Zum Feiern bereit waren einige tausend Schaulustige längs der Strecke. Sie wurden mit vielen fliegenden Süßigkeiten und auch einigem Hochprozentigen belohnt.
Unter den insgesamt 54 Nummern war viel Bekanntes, vieles allerdings in neuen Kleidern. Und einiges war völlig neu - zum Beispiel die Kinziggeister, eine dieser Guggemusiken, wie sie in hiesigen Breiten immer mehr das närrische Geschehen bereichern.
Anders als in den Fastnachtshochburgen gab es in Babenhausen diesmal keine politischen Motivwagen, nur eine Euro-kriselnd mausende Fußgruppe aus Harreshausen. »Das Politische mögen die Leut‘ hier nicht so«, meinte Rüdiger Manowski, als langjähriger Langstädter Narr, ehemaliger Stadtverordnetenvorsteher und aktueller CDU-Stadtverordneter gewiss ein Kenner der Materie.

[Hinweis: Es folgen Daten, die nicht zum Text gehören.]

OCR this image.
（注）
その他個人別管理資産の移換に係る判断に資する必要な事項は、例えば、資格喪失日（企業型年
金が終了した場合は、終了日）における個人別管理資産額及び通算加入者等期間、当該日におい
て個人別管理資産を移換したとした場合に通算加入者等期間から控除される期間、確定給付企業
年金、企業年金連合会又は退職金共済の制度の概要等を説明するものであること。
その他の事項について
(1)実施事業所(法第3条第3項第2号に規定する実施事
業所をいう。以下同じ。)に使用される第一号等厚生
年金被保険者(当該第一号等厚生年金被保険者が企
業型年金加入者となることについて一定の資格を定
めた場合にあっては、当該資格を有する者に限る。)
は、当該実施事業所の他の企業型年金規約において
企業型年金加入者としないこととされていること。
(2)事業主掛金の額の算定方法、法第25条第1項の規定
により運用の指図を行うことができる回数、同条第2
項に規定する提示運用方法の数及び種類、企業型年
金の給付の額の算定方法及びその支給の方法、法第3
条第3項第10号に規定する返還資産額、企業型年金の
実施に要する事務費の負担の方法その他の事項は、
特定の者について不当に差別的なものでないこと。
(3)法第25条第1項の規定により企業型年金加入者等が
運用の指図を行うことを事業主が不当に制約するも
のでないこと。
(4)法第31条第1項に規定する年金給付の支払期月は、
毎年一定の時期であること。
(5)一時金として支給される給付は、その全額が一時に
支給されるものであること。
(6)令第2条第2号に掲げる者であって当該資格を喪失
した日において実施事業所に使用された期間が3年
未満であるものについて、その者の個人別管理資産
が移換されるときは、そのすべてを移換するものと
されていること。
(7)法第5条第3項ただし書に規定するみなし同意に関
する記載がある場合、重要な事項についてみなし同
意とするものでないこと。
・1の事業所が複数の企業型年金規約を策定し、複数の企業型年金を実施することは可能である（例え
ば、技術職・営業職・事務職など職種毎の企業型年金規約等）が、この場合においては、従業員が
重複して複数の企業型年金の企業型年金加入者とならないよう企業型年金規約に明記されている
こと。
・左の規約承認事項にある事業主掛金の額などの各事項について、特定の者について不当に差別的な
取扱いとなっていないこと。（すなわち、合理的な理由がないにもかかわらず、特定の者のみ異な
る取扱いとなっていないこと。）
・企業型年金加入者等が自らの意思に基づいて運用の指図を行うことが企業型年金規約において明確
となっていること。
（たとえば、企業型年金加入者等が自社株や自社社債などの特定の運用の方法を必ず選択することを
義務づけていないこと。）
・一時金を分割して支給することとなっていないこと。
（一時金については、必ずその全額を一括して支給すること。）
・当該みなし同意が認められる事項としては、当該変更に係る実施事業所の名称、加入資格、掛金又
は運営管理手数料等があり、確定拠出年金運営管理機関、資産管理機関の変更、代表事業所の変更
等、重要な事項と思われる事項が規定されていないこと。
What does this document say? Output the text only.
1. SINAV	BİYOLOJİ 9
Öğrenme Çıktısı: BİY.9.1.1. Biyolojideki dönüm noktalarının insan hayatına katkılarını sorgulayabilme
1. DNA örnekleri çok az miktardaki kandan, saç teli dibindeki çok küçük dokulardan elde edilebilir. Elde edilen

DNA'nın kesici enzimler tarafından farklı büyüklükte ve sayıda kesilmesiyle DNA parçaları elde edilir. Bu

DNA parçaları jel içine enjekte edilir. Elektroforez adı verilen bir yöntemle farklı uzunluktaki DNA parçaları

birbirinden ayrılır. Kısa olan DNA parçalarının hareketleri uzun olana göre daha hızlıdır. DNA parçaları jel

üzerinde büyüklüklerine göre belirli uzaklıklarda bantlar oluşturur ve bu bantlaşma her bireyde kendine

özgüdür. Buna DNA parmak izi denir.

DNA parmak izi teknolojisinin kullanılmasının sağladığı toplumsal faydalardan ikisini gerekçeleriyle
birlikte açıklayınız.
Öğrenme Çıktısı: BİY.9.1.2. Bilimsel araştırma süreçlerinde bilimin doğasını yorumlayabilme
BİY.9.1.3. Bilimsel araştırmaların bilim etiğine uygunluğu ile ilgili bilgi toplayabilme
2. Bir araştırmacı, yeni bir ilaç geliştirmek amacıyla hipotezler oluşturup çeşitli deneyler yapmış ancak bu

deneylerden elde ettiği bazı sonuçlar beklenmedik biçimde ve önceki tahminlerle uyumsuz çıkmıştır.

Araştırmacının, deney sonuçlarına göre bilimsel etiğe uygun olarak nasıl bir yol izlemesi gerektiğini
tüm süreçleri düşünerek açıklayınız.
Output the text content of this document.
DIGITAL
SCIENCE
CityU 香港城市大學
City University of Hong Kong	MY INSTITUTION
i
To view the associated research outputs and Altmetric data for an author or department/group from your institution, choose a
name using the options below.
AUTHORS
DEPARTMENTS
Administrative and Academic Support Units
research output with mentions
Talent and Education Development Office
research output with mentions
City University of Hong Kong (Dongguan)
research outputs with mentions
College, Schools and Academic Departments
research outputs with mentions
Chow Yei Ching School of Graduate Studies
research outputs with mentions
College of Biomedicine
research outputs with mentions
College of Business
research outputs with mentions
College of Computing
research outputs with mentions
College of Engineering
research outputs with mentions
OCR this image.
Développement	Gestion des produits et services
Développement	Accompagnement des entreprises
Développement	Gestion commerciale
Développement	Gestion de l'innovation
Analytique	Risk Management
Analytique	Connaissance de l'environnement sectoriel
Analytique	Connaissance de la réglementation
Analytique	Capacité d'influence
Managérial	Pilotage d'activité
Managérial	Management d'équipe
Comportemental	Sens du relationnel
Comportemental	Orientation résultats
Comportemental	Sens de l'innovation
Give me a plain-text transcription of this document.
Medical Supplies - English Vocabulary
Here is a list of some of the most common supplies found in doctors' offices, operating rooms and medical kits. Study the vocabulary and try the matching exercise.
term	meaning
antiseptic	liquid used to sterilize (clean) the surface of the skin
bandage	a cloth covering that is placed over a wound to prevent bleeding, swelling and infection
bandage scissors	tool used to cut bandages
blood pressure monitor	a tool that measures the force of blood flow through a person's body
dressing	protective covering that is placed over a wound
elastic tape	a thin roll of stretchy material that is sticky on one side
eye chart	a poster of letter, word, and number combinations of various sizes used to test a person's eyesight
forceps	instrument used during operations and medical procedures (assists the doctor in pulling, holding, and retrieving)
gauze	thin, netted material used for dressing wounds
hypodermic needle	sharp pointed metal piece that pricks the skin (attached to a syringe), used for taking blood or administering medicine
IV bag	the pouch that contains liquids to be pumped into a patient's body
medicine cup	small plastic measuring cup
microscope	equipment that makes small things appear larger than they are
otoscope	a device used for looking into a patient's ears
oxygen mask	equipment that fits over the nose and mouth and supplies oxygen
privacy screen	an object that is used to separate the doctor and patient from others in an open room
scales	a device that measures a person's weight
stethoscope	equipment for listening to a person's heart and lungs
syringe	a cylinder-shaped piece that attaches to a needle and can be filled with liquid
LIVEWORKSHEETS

Stattdessen gab‘s viel Buntes, liebevoll gemalt und genäht, viel Musik, auch von der March Mellows Streetband aus dem nahen Aschaffenburg, hinter der magentafarbene und azurblaue Bären steppten. Schlümpfe zogen vorbei, Schneewittchen kam des Wegs, dahinter Clowns, Eier und Elfen und etliche große und kleine Garden.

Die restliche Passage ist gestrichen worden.